En cette fin d’année agitée, après
une série d’opérations de guérilla et contre-guérilla féroces, provocations,
embuscades, manœuvres et contre-manœuvres dans la partie septentrionale
Nord-Nord-Est —proche du cercle polaire — de l’extrême-continent virtuel,
théâtre des opérations du conflit opposant les irrédentistes d’ANTIFIXION, au
contingent répressif de la DINSIC (repérés, ils ont refilé le boulot à leurs collègues d'outre-quiévrain dont nous vous épargnerons la liste des visites, on peut la consulter sur Extreme-Tracking, on ne sait pas encore si EUROPOL est sur le coup), enfin — on respire !… — la trêve des
confiseurs.
Les forces de l’art, par la voix de
leur avocat Daniel Mallerin, et du peintre Placid s’interposent en nous offrant
des images pacificatrices d’un Paris post-moderne, qui personnellement nous
donne de l’urticaire — la ville, pas les images, remarquables, comme toujours —,
et devraient, outre épargner des victimes innocentes, nous permettre de nous
murger tranquilles dans la bonne humeur, et le ravissement de l’esthète, la
Kalachnikov sagement rangée dans l’étui à violon :
50 VUES DE PARIS
Toute affaire cessante, se rendre
au 3 de la Place des Grés à Charonne (XXe), loin des parcours
obligés, loin de n’importe quelle station de métro conseillée. Une mignardise de
place à la Raymond Peynet lovée sous un bouquet de magnolias.

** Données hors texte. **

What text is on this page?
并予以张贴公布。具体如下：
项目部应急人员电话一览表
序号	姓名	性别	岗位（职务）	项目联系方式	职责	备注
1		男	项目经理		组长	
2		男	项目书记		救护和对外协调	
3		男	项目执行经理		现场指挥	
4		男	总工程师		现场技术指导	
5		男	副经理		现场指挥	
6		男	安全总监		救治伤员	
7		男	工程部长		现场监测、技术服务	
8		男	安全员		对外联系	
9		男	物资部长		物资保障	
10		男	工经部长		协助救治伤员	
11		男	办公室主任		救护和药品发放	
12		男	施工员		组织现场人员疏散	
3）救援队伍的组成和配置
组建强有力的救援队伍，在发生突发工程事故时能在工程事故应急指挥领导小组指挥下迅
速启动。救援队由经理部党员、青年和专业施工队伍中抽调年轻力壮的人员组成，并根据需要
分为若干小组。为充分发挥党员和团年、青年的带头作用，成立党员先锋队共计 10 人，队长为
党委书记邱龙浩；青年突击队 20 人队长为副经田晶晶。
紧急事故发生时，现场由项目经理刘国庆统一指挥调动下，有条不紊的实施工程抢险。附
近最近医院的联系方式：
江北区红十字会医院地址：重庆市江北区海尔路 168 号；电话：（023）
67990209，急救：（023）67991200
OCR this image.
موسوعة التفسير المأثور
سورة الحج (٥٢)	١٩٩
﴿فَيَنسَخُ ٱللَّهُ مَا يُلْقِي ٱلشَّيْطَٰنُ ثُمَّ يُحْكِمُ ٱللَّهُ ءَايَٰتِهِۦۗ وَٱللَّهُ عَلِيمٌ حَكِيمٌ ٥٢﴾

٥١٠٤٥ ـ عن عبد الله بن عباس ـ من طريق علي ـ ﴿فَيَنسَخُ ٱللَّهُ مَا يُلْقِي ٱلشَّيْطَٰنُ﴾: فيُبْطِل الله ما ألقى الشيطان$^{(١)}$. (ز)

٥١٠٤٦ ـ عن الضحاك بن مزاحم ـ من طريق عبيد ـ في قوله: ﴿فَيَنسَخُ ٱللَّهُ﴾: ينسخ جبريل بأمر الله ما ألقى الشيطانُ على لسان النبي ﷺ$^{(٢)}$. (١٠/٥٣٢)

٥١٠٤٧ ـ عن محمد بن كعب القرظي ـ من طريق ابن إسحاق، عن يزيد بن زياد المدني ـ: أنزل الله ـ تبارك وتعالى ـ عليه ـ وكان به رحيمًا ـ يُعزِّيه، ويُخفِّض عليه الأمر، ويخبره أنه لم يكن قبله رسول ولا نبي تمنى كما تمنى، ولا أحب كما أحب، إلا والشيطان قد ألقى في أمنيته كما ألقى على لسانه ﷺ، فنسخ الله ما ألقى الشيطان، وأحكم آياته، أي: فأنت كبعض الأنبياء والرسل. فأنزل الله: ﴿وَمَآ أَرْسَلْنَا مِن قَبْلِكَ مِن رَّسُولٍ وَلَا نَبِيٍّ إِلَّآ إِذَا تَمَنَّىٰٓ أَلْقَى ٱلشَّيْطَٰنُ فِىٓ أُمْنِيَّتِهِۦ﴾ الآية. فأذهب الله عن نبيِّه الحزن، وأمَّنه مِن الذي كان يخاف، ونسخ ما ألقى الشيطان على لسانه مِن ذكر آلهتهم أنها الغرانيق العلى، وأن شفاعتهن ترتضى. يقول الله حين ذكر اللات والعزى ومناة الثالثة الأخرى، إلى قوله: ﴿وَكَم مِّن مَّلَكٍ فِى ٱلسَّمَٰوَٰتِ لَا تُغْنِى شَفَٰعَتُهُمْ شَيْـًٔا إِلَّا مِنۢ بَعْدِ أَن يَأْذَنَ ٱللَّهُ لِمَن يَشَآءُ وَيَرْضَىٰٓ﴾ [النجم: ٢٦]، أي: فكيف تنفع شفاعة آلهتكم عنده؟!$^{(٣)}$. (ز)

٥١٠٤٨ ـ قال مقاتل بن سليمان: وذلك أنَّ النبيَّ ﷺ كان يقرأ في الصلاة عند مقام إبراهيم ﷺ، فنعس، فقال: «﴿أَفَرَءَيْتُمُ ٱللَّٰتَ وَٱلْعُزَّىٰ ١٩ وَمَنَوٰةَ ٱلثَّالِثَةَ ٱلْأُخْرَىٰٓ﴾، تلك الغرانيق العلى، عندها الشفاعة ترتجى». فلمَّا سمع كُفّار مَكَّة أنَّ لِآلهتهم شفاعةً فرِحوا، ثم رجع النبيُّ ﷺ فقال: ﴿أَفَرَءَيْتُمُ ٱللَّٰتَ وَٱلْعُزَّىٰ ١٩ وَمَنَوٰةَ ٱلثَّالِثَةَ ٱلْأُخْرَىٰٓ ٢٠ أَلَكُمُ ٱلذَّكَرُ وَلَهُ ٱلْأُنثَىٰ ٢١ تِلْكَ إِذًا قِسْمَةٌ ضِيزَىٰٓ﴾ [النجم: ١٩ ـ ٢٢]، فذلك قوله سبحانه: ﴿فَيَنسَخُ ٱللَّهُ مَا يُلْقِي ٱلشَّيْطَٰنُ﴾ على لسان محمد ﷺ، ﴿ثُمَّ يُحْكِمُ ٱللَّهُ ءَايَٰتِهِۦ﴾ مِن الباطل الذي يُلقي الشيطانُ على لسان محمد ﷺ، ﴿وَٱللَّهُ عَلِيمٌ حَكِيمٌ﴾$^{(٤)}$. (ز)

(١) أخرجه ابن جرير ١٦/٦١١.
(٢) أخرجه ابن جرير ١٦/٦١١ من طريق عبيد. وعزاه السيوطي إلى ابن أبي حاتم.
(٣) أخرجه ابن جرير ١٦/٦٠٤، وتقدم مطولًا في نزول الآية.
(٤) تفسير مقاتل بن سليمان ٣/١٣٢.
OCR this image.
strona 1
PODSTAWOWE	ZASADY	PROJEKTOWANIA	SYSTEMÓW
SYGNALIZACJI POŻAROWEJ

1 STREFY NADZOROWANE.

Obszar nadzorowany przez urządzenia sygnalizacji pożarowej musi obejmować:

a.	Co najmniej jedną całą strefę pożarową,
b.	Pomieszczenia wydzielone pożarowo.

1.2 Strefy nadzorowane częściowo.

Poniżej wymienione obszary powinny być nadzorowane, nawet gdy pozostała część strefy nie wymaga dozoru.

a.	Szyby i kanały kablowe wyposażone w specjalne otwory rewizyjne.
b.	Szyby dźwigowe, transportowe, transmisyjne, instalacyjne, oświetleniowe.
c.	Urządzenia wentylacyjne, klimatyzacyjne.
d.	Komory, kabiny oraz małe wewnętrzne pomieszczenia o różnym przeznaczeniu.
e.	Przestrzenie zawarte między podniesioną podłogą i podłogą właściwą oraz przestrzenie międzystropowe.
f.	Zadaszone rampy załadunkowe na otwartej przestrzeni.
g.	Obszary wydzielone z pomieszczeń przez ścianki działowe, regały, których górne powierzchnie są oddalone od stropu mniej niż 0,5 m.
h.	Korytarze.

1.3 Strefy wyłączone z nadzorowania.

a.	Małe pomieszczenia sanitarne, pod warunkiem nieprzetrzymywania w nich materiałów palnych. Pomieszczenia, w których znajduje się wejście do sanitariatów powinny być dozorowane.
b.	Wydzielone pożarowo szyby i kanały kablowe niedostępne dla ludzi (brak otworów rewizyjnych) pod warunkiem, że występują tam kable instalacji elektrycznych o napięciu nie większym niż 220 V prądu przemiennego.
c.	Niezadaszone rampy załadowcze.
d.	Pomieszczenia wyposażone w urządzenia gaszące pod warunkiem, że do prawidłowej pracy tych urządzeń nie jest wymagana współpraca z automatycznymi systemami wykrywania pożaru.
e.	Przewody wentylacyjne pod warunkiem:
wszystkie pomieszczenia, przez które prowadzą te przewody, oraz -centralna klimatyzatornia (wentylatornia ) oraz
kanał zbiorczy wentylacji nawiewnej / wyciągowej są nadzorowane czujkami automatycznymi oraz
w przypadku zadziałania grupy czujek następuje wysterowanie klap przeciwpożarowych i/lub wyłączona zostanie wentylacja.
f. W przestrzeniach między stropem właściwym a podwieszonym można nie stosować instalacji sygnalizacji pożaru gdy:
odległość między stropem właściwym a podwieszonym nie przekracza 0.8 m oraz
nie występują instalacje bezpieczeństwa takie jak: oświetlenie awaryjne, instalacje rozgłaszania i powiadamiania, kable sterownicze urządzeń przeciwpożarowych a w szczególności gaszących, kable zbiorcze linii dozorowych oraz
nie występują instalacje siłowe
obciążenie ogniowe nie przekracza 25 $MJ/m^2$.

Aucune chance de
louper le N°3 en descendant la Vitruve, le ruban y descend tout droit, c’est le
local du Parti communiste de l’arrondissement, de plain pied sur la placette comme
une extension de la terrasse du Bar-restaurant Les Magnolias qui lui fait face, et d’ailleurs les vieux militants y
ramènent leur pinte, c’est encore plus tranquille, il y a des chaises, une
cuisine, un décor de vieille école, une atmosphère sans âge débarrassée des gaz
consuméristes, une lumière tamisée, les magnolias aux fenêtres et des
proportion parfaites pour y réaliser une exposition - vocation que s’est découverte
récemment la cellule dormante du XXe en donnant carte blanche au dessinateur
Jacques Pyon, lequel ambitionnant de faire
planer le genre humain, avait transformé la faucille et le marteau en enseigne
de cirque psychédélique, autant dire que le bocal communiste avait déjà fait
peau neuve avant que Placid ne s’y installe.
Aussitôt la porte franchie, une
espèce de chatouillement assaille les rétines : chatoiement, soulèvement, ordonnancement.
Ce sont les luminosités franches de
la gouache ; ce sont les immeubles, les palais, les tours, les flèches et les
dômes grattant sur leurs grands chevaux les ciels de Paris ; ce sont 50
ces hautes et étroites tranches de paysage disposés en deux rangs l’un
au-dessus de l’autre - rail martial étirant la verticalité démultipliée sur
tout l’espace.
50 nuances de ©Placid |
Chaque tranche est l’original d’une
chronique tenue par Placid de 2014 à 2017 dans le Mensuel CQFD (un tiers de page) sous le titre « Vu de
Paris, une sorte de rapport d’observation sur l’arrogance ordinaire de la
capitale (point de vue d’autochtone) taillé sur mesure pour l’équipe de rédaction
gaucho-marseillaise, gnark gnark.
Sur une table du local, un classeur
regroupant les 50 coupures, permet de constater
que la singularité du mode d’expression
– une peinture en colonne rivée par un texte lapidaire – s’assimile sans mal
aux grilles de lecture ordinaires de la presse écrite. D’apparence enlevée et collant
autant que possible au train de l’actualité, la chronique procède d’un travail documentaire
perché à caractère caustique mais aussi et bien-sûr artistique – Placid, c’est
chic - malgré la qualité de reproduction prolétarienne. On lit ça en quelques
minutes, enregistrant l’image sur le mode automatique.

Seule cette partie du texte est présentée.